ANSWER: By choosing 5 individuals to tell at timestep 0, the timestep can be further reduced to 4 iterations.
- Explanation:
    - The model used here for stimulation was same to Q1.
    - Candidates were generated using measures(non-exhaustive) considering the different roles they play in a network.
    - All combinations include 5 individuals were generated from the candidates set.
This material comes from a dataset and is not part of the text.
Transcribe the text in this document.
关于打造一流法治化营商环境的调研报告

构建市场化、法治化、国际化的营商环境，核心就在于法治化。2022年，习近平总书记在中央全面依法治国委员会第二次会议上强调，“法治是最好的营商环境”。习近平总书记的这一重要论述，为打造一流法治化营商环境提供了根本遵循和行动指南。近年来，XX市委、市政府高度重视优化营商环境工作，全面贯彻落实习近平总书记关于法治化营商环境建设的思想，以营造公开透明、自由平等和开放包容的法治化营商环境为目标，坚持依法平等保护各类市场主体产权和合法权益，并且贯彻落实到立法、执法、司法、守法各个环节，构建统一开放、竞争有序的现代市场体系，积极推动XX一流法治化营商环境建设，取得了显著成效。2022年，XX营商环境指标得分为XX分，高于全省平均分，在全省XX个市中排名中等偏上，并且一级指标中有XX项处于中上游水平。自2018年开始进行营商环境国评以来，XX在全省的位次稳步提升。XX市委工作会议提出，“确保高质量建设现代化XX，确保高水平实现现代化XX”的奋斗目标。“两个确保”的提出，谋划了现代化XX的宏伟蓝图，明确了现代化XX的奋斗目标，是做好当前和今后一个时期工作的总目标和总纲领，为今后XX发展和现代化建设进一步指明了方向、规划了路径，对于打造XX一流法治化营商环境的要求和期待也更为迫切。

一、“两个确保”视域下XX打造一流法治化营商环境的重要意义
    - Using iteration batch size(3/4), it was found that timestep can be further reduced to 4.
- Justification:
    - Nodes with high degree centrality, Pagerank centrality, eigenvector centrality, betweenness centrality, or closeness centrality can be good candidates for the analysis, as each centrality measure captures a different aspect of a node's importance within the network.